Anyway, the most successful reversal of this course that I've seen is by a guy (a successful factory foreman) and his stay-at-home ball and chain. She was very into the whole lifestyle described above, as dried up and desiccated as anyone can mentally and physically can be. Dishes were piled to the ceiling, the laundry looked like a Chinese riot, the toilet like something in a nightclub, the pets had broken loose from their shackles, and the kids, I believe I heard they'd run away, but possibly they'd been sold to a circus so "Mom" could have pin money.

Of course her husband, Mack, was beside himself with worry and regret: "Why'd I ever marry that damned shrew?" and worse questions. He thought he was going crazy, so he went to visit a psychologist. This particular psychologist had a counter-intuitive approach. (I once had a professor who called a lot of things counter-intuitive, everything from dirty firetrucks to war crimes. Dirty firetrucks, if people see dirty firetrucks they'll work harder to prevent fires. If we have more war crimes, whatever whatever, I can't remember what he said. But how about that theory of firetrucks?)

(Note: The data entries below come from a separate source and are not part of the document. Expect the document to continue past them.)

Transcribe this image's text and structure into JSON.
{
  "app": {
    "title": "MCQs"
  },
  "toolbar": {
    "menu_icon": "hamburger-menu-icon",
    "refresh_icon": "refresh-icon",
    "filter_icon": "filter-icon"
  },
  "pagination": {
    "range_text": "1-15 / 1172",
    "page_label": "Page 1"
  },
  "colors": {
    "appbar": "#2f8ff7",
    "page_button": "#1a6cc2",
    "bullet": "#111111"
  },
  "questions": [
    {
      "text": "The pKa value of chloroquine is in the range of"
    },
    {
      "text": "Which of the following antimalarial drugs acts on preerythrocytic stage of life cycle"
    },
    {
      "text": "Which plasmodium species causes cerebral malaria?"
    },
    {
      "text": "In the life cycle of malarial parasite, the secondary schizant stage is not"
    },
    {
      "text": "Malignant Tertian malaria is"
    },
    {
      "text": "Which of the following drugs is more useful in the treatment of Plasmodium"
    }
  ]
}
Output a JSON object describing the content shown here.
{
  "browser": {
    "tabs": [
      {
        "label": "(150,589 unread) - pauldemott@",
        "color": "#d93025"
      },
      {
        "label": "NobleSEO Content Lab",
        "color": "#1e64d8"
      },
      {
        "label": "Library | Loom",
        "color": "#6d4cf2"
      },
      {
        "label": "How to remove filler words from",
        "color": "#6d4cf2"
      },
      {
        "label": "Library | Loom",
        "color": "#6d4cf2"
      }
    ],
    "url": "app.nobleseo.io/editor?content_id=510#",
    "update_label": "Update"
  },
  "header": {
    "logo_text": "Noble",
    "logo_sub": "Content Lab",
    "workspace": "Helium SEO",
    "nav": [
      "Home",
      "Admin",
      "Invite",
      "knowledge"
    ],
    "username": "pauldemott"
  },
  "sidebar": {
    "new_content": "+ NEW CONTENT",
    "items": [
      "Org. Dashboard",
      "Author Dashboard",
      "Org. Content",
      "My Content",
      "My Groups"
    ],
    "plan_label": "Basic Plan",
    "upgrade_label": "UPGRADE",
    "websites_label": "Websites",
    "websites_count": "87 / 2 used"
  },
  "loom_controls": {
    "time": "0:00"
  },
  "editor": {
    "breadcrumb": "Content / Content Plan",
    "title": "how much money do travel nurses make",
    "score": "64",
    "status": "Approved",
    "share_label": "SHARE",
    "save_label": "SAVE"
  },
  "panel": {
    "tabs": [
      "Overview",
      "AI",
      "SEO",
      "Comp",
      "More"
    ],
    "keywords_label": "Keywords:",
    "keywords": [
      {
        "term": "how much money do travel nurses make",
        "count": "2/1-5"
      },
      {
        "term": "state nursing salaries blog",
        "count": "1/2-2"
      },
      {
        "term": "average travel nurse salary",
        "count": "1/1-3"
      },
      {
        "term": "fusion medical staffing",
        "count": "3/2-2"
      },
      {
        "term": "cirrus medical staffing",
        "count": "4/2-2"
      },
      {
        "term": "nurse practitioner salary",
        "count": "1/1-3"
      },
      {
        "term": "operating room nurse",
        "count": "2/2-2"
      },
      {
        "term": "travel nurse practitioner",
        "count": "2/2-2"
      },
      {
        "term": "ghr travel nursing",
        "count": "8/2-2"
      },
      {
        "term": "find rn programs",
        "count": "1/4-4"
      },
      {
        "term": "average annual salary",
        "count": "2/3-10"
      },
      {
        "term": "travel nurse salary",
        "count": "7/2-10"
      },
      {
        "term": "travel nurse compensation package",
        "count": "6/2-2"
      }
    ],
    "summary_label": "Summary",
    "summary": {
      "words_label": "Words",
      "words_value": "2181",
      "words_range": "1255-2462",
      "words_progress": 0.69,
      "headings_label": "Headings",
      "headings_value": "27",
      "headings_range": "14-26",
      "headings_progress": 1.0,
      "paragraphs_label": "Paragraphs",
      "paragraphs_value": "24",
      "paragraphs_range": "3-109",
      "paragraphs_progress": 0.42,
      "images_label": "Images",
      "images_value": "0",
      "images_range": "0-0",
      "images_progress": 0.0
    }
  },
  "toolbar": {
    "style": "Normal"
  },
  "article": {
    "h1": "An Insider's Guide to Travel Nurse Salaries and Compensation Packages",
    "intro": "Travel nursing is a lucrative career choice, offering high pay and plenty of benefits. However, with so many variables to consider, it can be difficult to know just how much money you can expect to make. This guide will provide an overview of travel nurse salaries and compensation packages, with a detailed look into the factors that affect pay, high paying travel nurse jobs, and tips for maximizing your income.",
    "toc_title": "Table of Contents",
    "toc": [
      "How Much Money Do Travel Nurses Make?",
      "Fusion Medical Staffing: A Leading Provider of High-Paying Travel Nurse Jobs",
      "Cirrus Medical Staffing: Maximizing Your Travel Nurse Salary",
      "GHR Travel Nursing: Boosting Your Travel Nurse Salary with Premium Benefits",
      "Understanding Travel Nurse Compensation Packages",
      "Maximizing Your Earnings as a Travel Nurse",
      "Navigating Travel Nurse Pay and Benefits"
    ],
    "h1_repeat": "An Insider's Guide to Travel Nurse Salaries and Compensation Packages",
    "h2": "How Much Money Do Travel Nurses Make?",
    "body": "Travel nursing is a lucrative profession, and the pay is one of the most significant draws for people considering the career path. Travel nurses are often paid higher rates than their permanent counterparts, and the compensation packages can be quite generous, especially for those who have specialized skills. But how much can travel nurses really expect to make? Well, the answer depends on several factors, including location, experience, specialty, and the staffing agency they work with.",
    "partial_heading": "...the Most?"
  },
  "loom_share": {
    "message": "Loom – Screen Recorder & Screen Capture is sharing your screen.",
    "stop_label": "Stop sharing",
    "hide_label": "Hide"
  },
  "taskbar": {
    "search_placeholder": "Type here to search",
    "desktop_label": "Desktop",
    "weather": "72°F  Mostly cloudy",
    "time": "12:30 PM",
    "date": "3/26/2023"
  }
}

Anyway, the husband, Mack went to a psychologist who also spouted the counter-intuitive line. He said the wife, Sylvia, her problem was she was pampered and therefore bored. She needed a purpose in life, which, according to this psychologist (also named Mack, as in Dr. Mack MacMackleroy) could be attained through drudgery. "Wait, wait, hear me out," Dr. Mack said to our Mack. Then he explained point by point how there are two paths in life, luxury or hard work. The yearning for luxury is interesting, it's the attainment that's boring. The time-tested life of drudgery, apparently aimless, bests them all.

You get rid of time-saving appliances, the frills of modern communications, and even the luxuries we think we can't live without, fancy-schmancy stuff, like solid gold butter trays. Then you live as simply as possible, pouring your sweat into hard work, to the point that drudgery becomes a cause for pride, leading to good feelings in the marriage, leading to hump-a-humpa with feeling, leading to new kids to replace the old, unless the woman is past that age and has to compensate with more pets. I knew a lady in a mobile home with more pet snakes than most of us have flies (teetsies or megas). Clearly she'd embraced the life of drudgery -- along with the counter-intuitive benefits of fear -- because taking care of those slithery bastards would be so horrendous, it'd have to give you a better outlook!

I went by to see Mack and Sylvia over the weekend. Mack gets his own drudgery-quotient governing men on the assembly line with a pistol and horsewhip, so he was taking it easy. Whereas Sylvia couldn't be stopped. She worked the whole time I was there, mostly running from bathroom to bathroom, going by me numerous times with a dirty dripping brush, trying, apparently, to make each toilet equally clean. The look of pride on her face -- and Mack sitting there with a stopwatch timing her and shouting criticism -- did my poor heart good. I left knowing it could be done. Marriage could be happy (1), and (2) Society's got a long ways to go to catch up with these dear friends.